Stefano Byer, M3, Class of 2022
I am Mrs. A
Grew up in Kansas City
north, by the river
I held on to life
lifeblood coursing through my veins
through ups, and through downs
Made a family
I love my many grandkids
as grandma loved me
As grandma loved me
I saw her last breath, in pain
with tubes in, tubes out
Now held by my kin
they watch my last breaths, tears drop
with tubes in, tubes out
Came here with a cough
this big building found much more
prognosis now: days
I hold on to life
lifeblood dripping out my veins
few ups, mostly downs
Now memories fade
as my love joins grandma’s
north, down the river
***
Reflection:
My patient saw herself as her grandmother, spending some of her final days in the hospital. I saw a woman, teetering between abject denial and an enlightened acceptance, negotiating her impending destination.

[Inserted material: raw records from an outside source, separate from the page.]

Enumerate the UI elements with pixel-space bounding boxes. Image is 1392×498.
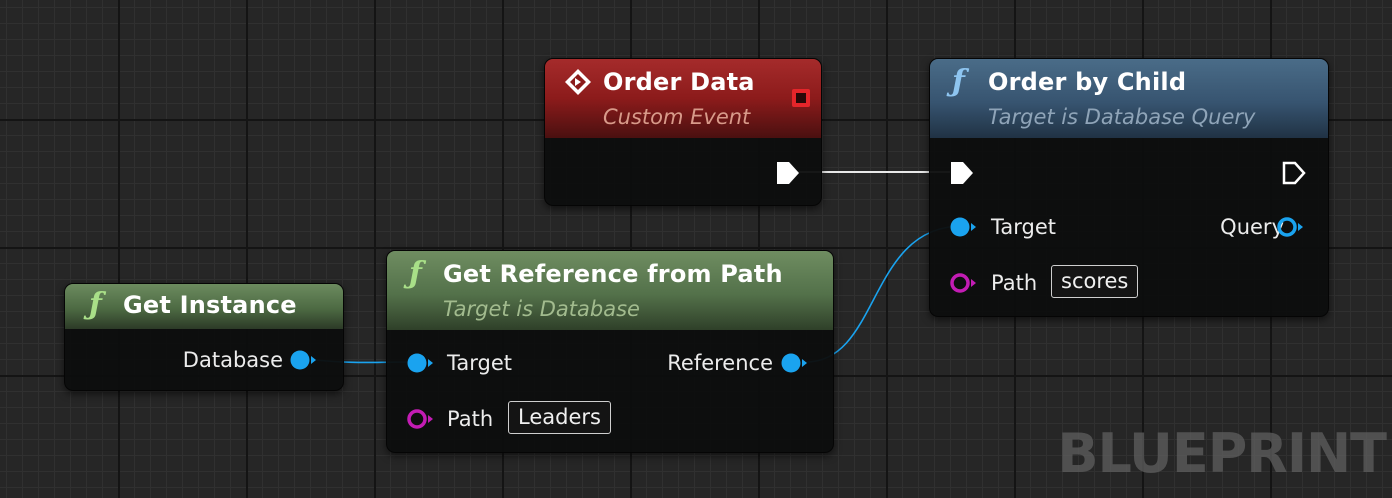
get-instance-header[interactable]: ƒ Get Instance [65, 284, 343, 329]
order-data-node[interactable]: Order Data Custom Event [544, 58, 822, 206]
database-pin-label: Database [182, 348, 283, 372]
get-reference-node[interactable]: ƒ Get Reference from Path Target is Data… [386, 250, 834, 453]
target-input-pin[interactable] [948, 215, 978, 239]
order-by-child-node[interactable]: ƒ Order by Child Target is Database Quer… [929, 58, 1329, 317]
blueprint-watermark: BLUEPRINT [1057, 422, 1387, 485]
database-output-pin[interactable] [289, 348, 319, 372]
order-by-child-title: Order by Child [988, 68, 1187, 96]
order-by-child-header[interactable]: ƒ Order by Child Target is Database Quer… [930, 59, 1328, 138]
event-delegate-pin[interactable] [790, 87, 812, 109]
function-icon: ƒ [89, 287, 102, 322]
exec-output-pin[interactable] [774, 159, 802, 187]
function-icon: ƒ [409, 256, 422, 291]
order-data-header[interactable]: Order Data Custom Event [545, 59, 821, 138]
order-data-subtitle: Custom Event [603, 105, 751, 129]
reference-pin-label: Reference [667, 351, 773, 375]
path-value-field[interactable]: Leaders [508, 401, 611, 434]
custom-event-icon [565, 69, 591, 95]
path-input-pin[interactable] [405, 407, 435, 431]
target-pin-label: Target [447, 351, 512, 375]
path-pin-label: Path [991, 271, 1038, 295]
path-input-pin[interactable] [948, 271, 978, 295]
query-output-pin[interactable] [1275, 215, 1305, 239]
order-by-child-subtitle: Target is Database Query [988, 105, 1256, 129]
reference-output-pin[interactable] [780, 351, 810, 375]
exec-output-pin[interactable] [1280, 159, 1308, 187]
get-reference-title: Get Reference from Path [443, 260, 783, 288]
get-reference-header[interactable]: ƒ Get Reference from Path Target is Data… [387, 251, 833, 330]
path-pin-label: Path [447, 407, 494, 431]
get-instance-title: Get Instance [123, 291, 297, 319]
target-input-pin[interactable] [405, 351, 435, 375]
get-reference-subtitle: Target is Database [443, 297, 640, 321]
order-data-title: Order Data [603, 68, 755, 96]
get-instance-node[interactable]: ƒ Get Instance Database [64, 283, 344, 391]
exec-input-pin[interactable] [948, 159, 976, 187]
function-icon: ƒ [952, 64, 965, 99]
path-value-field[interactable]: scores [1051, 265, 1139, 298]
target-pin-label: Target [991, 215, 1056, 239]
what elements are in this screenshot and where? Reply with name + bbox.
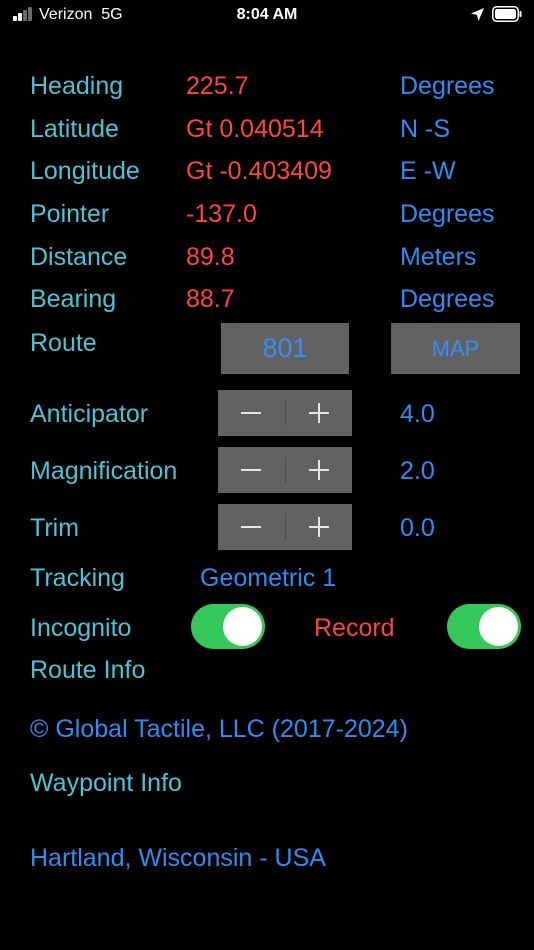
- route-number-button[interactable]: 801: [221, 323, 349, 374]
- map-button[interactable]: MAP: [391, 323, 520, 374]
- latitude-label: Latitude: [30, 115, 119, 143]
- magnification-label: Magnification: [30, 457, 178, 485]
- anticipator-value: 4.0: [400, 400, 435, 428]
- route-label: Route: [30, 329, 97, 357]
- anticipator-decrement-button[interactable]: [218, 390, 285, 436]
- distance-value: 89.8: [186, 243, 235, 271]
- toggle-knob: [479, 607, 518, 646]
- plus-icon: [308, 517, 329, 537]
- tracking-label: Tracking: [30, 564, 125, 592]
- magnification-value: 2.0: [400, 457, 435, 485]
- status-bar: Verizon 5G 8:04 AM: [0, 0, 534, 32]
- copyright-link[interactable]: © Global Tactile, LLC (2017-2024): [30, 715, 408, 744]
- pointer-label: Pointer: [30, 200, 110, 228]
- anticipator-increment-button[interactable]: [286, 390, 353, 436]
- plus-icon: [308, 403, 329, 423]
- status-time: 8:04 AM: [236, 6, 298, 23]
- longitude-unit: E -W: [400, 157, 456, 185]
- magnification-decrement-button[interactable]: [218, 447, 285, 493]
- magnification-stepper: [218, 447, 352, 493]
- pointer-unit: Degrees: [400, 200, 495, 228]
- distance-unit: Meters: [400, 243, 477, 271]
- pointer-value: -137.0: [186, 200, 257, 228]
- location-arrow-icon: [471, 8, 484, 21]
- bearing-label: Bearing: [30, 285, 117, 313]
- minus-icon: [241, 469, 262, 471]
- trim-label: Trim: [30, 514, 80, 542]
- magnification-increment-button[interactable]: [286, 447, 353, 493]
- minus-icon: [241, 412, 262, 414]
- anticipator-stepper: [218, 390, 352, 436]
- incognito-toggle[interactable]: [191, 604, 265, 649]
- battery-icon: [492, 6, 522, 22]
- heading-label: Heading: [30, 72, 124, 100]
- latitude-value: Gt 0.040514: [186, 115, 324, 143]
- trim-increment-button[interactable]: [286, 504, 353, 550]
- tracking-mode-button[interactable]: Geometric 1: [200, 564, 336, 593]
- trim-stepper: [218, 504, 352, 550]
- incognito-label: Incognito: [30, 614, 132, 642]
- trim-decrement-button[interactable]: [218, 504, 285, 550]
- bearing-unit: Degrees: [400, 285, 495, 313]
- location-link[interactable]: Hartland, Wisconsin - USA: [30, 844, 326, 873]
- waypoint-info-label: Waypoint Info: [30, 769, 182, 797]
- record-toggle[interactable]: [447, 604, 521, 649]
- anticipator-label: Anticipator: [30, 400, 149, 428]
- heading-value: 225.7: [186, 72, 249, 100]
- plus-icon: [308, 460, 329, 480]
- longitude-label: Longitude: [30, 157, 140, 185]
- record-label: Record: [314, 614, 395, 642]
- route-info-label: Route Info: [30, 656, 146, 684]
- longitude-value: Gt -0.403409: [186, 157, 332, 185]
- trim-value: 0.0: [400, 514, 435, 542]
- bearing-value: 88.7: [186, 285, 235, 313]
- toggle-knob: [223, 607, 262, 646]
- latitude-unit: N -S: [400, 115, 450, 143]
- distance-label: Distance: [30, 243, 128, 271]
- heading-unit: Degrees: [400, 72, 495, 100]
- minus-icon: [241, 526, 262, 528]
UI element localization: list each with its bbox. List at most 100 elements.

She was my first patient while in the hospital for my family medicine clerkship. Our week together was full of the “ups and downs.” Ups: a bone biopsy was negative for metastatic lung cancer; downs: she had almost a dozen units of blood transfused over the week to make up for what she’d lost.
One day, her name wasn’t on the floor roster. She had been transferred to the ICU. I kept visiting her, joking and crying—an apt combination.
My role as a medical student is to juggle learning disease processes, management, treatment—from standpoints of molecular, pathophysiological, and systemic issues—while understanding floor dynamics, tailoring our work to different attendings, preparing for standardized exams and patient encounters, etc., but one privileged and exceptional role we can play is in listening.
It is through listening that we can learn why we juggle the aforementioned.
I was reading Mrs. A’s discharge note, the ICU doctor ended it by noting her prognosis as being “days to week.”
We all, whether written or unwritten, have a prognosis – ranging from days to decades. Reflecting on our mortality only informs our reason to live.